December 5, 2005

ブラザーズ・グリム(テリー・ギリアム)

●テリー・ギリアムの「ブラザーズ・グリム」、今週中には終了してしまいそうなので、あわてて映画館へ。19世紀、フランス占領下のドイツが舞台。主人公はグリム兄弟なのだが、童話作家ではなくインチキ魔物狩りで生計を立てるペテン師。しかし彼らが本物の魔物や魔法が支配するおとぎ話的世界に出会うというファンタジー。テリー・ギリアムの映画となると、永遠の名作「未来世紀ブラジル」をつい期待して見てしまうんだが、同じ映画が二度作られるはずもなく、少し予想したものとは違っていたという印象が残った、映画館を出たときは。おもしろいことはおもしろいんだけど、ブラックな味わいが薄いし(あることはある)、ユーモアにもさらに切れ味があってもいいんじゃないか、エンディングももっと暗いほうがいい、とか。

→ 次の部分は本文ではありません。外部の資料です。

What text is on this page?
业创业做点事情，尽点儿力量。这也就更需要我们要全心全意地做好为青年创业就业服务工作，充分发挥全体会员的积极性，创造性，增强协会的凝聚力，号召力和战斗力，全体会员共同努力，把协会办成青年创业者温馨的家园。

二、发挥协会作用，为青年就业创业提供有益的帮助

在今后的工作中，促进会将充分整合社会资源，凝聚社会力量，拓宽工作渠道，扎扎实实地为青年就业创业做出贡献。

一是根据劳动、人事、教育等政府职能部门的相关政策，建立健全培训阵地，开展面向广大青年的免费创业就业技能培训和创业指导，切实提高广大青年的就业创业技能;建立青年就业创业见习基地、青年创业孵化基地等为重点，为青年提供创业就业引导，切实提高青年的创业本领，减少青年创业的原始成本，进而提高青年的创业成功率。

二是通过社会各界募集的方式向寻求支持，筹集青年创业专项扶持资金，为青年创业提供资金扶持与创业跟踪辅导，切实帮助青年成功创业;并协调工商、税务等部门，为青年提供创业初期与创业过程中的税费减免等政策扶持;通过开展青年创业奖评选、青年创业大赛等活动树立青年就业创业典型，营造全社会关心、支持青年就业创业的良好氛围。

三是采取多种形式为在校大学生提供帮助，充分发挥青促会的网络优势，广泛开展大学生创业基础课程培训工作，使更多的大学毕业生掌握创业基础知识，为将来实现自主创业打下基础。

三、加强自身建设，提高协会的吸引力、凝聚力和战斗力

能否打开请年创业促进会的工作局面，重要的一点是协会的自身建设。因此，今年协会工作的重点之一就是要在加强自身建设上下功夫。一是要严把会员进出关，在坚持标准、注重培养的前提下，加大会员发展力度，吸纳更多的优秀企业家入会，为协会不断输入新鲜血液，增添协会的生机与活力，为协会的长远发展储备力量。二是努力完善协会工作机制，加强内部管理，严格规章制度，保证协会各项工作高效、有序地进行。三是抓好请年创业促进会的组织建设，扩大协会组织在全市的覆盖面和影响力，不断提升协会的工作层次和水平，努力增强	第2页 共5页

●でもそんなことないな、やっぱり。後から思い起こすと完璧に傑作、もう一度見たくなる。グリム兄弟の兄がリアリスト、弟が夢想家というのは、テリー・ギリアムが加えた脚本になかった設定なんだそうだけど、おかげで弟視点の物語が魅力的なものになっている。ここでは魔法ってものにきちんと敬意が払われている。魔法は呪文ひとつでかけることができたりしないし、この世に所与のものとして存在してたりはしない。それどころかグリム弟は魔法なんか信じたばかりに、少年時代に大切な妹を失っている。でもペテン師を続けながらも本物の魔法を待望し(ずいぶん倒錯的だ)、ついにこれに出会う。魔法は強固な信念からしか生まれず、時にそれは容赦なく代償を要求する……っていうのがいいんだよなあ、魔法モノの話は。魔法なんてどこ探したってないんだけど、でもこの世は魔法に支配されているんだから。
●登場人物の中ではパルマ出身の拷問の大家カヴァルディがかなり素敵。